Pestalozzi an der IBA Jahreskonferenz 2026
Auch in diesem Jahr wird eine Delegation von Pestalozzi an der IBA-Jahreskonferenz in Kopenhagen teilnehmen.
Als älteste Anwaltskanzlei der Schweiz steht Pestalozzi für umfassende Beratung im gesamten Wirtschaftsrecht. Auf Grundlage unserer langjährigen Erfahrung und dem vollen Engagement unseres Teams unterstützen wir unsere Klientinnen und Klienten dabei, ihre Ziele effizient und zielgerichtet zu erreichen. Unsere Kanzlei ist geprägt von Vielfalt, Integrität, höchsten Qualitätsansprüchen und nachweislicher Wirkung.
Neue Perspektiven, frisches Denken und ein konsequentes Hinterfragen bestehender Ansätze bilden die Grundlage für Innovation in den heutigen Märkten.
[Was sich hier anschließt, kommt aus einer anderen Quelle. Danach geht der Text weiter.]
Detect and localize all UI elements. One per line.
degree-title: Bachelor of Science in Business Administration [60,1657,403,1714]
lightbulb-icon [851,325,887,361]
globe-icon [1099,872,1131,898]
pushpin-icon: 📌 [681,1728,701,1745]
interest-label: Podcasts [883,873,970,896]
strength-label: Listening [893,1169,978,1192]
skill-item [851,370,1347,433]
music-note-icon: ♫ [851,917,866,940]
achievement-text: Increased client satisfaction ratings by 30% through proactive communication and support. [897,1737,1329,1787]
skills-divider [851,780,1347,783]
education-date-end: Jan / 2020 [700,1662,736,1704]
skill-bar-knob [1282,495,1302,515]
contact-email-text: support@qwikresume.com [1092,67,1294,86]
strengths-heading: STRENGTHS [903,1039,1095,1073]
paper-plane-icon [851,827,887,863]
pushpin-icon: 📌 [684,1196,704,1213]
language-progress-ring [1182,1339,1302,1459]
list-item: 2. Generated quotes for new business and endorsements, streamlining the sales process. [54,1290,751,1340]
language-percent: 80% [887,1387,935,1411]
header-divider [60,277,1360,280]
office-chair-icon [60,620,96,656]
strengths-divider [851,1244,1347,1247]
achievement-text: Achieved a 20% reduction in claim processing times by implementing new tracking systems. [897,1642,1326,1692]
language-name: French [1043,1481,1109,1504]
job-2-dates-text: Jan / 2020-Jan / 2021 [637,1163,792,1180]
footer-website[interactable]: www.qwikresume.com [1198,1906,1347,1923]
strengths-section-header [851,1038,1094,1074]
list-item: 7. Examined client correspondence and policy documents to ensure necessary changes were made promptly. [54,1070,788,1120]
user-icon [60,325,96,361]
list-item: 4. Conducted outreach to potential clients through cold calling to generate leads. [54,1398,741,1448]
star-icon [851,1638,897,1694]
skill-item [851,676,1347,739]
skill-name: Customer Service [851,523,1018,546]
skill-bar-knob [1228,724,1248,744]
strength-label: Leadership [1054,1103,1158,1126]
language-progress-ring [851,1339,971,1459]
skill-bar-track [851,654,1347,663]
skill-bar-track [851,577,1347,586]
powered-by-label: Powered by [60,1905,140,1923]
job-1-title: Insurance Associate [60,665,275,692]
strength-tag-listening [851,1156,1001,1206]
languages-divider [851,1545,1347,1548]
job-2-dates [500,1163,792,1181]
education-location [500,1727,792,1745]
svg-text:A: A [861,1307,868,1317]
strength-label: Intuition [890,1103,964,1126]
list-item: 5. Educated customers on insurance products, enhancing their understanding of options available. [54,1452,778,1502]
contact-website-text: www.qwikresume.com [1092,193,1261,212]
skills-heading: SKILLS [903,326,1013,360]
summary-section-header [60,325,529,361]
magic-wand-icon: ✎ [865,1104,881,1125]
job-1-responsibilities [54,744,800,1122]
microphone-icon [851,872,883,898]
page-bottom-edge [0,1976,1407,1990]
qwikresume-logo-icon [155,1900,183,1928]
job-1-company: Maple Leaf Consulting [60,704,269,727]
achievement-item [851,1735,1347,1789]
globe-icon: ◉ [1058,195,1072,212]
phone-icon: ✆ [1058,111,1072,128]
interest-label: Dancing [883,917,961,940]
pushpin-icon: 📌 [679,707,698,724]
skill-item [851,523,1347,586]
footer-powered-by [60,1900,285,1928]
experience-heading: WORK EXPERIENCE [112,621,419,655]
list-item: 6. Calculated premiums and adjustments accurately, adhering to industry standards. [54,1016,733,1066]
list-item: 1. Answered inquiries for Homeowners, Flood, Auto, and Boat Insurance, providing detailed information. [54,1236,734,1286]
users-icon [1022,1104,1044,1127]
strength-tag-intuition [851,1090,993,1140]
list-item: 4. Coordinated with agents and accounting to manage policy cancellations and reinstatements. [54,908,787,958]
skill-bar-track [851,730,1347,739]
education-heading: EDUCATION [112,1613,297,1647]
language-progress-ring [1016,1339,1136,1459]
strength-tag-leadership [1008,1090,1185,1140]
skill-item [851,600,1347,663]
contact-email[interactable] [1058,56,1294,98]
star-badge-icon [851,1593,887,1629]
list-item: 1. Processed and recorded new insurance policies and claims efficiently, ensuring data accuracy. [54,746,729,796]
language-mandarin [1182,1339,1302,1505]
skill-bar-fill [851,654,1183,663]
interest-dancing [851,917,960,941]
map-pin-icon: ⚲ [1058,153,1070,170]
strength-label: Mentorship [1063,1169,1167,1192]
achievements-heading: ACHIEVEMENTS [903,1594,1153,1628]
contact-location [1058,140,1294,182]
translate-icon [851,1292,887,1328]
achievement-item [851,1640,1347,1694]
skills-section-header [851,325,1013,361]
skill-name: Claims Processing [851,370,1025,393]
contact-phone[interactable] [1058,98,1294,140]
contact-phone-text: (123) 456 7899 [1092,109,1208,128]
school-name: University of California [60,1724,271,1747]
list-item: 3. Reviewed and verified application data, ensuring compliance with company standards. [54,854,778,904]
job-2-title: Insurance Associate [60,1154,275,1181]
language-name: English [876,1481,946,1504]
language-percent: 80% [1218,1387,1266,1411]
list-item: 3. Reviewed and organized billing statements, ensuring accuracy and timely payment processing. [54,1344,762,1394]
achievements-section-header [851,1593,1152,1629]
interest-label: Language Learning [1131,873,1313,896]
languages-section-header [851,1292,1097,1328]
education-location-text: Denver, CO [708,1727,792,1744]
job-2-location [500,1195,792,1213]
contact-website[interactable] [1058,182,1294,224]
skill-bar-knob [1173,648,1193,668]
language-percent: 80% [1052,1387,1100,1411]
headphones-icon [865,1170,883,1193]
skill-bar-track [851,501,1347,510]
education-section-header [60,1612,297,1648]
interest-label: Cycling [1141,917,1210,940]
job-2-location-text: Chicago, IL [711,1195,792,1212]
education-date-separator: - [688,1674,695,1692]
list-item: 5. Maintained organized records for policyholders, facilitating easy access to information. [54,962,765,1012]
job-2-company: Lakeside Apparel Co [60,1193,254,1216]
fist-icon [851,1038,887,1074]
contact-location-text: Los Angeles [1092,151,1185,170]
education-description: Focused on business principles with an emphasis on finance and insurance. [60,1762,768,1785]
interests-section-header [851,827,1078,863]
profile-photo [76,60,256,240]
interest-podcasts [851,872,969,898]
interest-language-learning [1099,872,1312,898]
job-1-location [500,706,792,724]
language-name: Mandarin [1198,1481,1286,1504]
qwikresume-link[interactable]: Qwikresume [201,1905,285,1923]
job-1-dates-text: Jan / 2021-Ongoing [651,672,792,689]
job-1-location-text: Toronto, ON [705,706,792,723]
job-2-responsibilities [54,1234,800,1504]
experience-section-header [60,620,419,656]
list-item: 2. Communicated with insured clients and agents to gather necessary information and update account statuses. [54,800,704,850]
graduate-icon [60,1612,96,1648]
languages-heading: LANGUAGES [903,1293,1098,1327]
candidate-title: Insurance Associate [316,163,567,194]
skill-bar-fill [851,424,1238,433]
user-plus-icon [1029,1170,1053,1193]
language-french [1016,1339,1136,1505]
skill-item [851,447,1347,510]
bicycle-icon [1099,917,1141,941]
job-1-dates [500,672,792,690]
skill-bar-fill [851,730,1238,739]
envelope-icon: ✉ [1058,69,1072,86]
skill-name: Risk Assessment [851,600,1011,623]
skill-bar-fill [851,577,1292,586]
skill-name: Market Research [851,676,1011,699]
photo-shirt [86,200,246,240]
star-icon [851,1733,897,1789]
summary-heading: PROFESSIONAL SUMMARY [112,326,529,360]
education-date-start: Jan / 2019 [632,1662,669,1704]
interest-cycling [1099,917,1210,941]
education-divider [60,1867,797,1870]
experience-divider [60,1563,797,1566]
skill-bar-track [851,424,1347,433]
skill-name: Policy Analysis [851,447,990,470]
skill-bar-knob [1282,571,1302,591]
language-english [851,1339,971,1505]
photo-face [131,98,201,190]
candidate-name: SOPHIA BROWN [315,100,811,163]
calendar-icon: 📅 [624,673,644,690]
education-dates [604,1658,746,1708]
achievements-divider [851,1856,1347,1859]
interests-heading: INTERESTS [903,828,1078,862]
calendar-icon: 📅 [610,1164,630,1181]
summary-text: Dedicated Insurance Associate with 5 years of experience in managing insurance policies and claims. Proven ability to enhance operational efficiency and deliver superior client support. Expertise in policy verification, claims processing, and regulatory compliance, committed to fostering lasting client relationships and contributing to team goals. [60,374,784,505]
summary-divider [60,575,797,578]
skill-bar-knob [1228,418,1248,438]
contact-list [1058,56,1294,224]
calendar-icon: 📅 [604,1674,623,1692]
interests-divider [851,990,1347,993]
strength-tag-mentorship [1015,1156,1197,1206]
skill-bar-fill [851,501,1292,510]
Persönliche Gespräche während der IBA 2026
Für persönliche Treffen steht uns im Hotel l'Angleterre ein Besprechungsraum zur Verfügung. Dort können wir in ruhiger Atmosphäre vertiefte und nachhaltige Gespräche mit anderen Kanzleien führen und uns ungestört austauschen.
Wenn Sie Interesse an einem Treffen mit der Pestalozzi-Delegation haben, kontaktieren Sie bitte unser IBA-Team unter iba@pestalozzilaw.com.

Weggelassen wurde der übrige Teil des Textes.